Sementara, jumlah penduduk miskin mencapai 81,54 ribu jiwa hingga 2023. Untuk itu, Puteri mendorong agar Bantuan Langsung Tunai (BLT) desa tersalurkan secara tepat sasaran dan tepat waktu.
“Makanya, hari ini, saya mengajak BPKP untuk memantau dan mengawal pembangunan desa di Purwakarta. BPKP harus mampu melakukan mitigasi dan pencegahan terhadap potensi penyalahgunaan. Terutama dalam pemanfaatan Dana Desa yang telah diatur mandatory spending-nya, seperti untuk penanganan kemiskinan, stunting, pangan,” jelas politisi Fraksi Partai Golkar ini.
Dia berharap agar desa-desa di Purwakarta bisa meraih status sebagai Desa Mandiri. Di mana, saat ini sudah ada 60 desa menyandang status tersebut.
“Semoga sisa desa lain bisa segera menyusul. Karena begitu ditetapkan sebagai Desa Mandiri, maka Bapak/Ibu bisa memiliki keleluasaan menggunakan Dana Desanya,” tutur Puteri.
Kemudian, Puteri menjadikan Desa Wisata Kutuh yang terletak di Kecamatan Kuta Selatan, Kabupaten Badung, Provinsi Bali sebagai percontohan dan praktik terbaik dalam pembangunan desa.
Desa ini disebut sebagai desa terkaya di Indonesia karena memiliki pendapatan desa mencapai Rp50 miliar per tahun.

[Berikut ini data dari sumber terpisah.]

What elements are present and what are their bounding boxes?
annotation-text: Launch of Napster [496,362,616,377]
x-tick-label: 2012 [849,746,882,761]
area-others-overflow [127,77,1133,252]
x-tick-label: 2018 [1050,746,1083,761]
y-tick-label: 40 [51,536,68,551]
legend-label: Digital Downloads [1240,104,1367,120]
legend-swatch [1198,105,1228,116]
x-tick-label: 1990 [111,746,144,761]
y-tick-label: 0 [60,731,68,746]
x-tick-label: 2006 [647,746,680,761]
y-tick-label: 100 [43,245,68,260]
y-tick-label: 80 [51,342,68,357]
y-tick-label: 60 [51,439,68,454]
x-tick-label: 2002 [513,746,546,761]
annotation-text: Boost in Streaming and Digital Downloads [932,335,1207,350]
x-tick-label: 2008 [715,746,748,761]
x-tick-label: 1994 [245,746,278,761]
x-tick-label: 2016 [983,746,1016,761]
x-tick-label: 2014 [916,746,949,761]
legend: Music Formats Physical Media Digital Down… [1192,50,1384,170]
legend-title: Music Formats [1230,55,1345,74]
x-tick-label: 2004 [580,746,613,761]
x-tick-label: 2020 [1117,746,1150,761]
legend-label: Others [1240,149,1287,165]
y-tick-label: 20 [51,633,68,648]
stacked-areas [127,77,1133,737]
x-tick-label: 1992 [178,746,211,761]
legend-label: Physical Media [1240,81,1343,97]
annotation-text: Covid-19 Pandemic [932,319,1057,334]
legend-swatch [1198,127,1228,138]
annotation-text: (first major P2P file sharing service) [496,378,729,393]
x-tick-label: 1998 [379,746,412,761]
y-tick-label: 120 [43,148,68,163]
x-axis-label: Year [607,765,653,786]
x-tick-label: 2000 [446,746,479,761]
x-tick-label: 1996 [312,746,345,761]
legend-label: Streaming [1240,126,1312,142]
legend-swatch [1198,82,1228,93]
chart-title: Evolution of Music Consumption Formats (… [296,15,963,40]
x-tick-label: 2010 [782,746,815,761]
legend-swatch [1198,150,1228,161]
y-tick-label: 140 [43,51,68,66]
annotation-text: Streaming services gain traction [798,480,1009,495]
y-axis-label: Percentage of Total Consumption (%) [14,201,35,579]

“Dulu desa ini tidak diurus dan menjadi desa miskin. Tetapi, berkat semangat dan gotong-royong dari masyarakat setempat, mereka mulai memanfaatkan potensi pariwisata dari pantai, kerajinan, hingga kesenian. Saya kira kita juga bisa belajar dari pengalaman Desa Kutuh ini. Purwakarta juga punya potensi alam yang dapat dimanfaatkan untuk daya tarik wisata, seperti situ, Waduk Jatiluhur, dan destinasi lainnya,” urai Puteri.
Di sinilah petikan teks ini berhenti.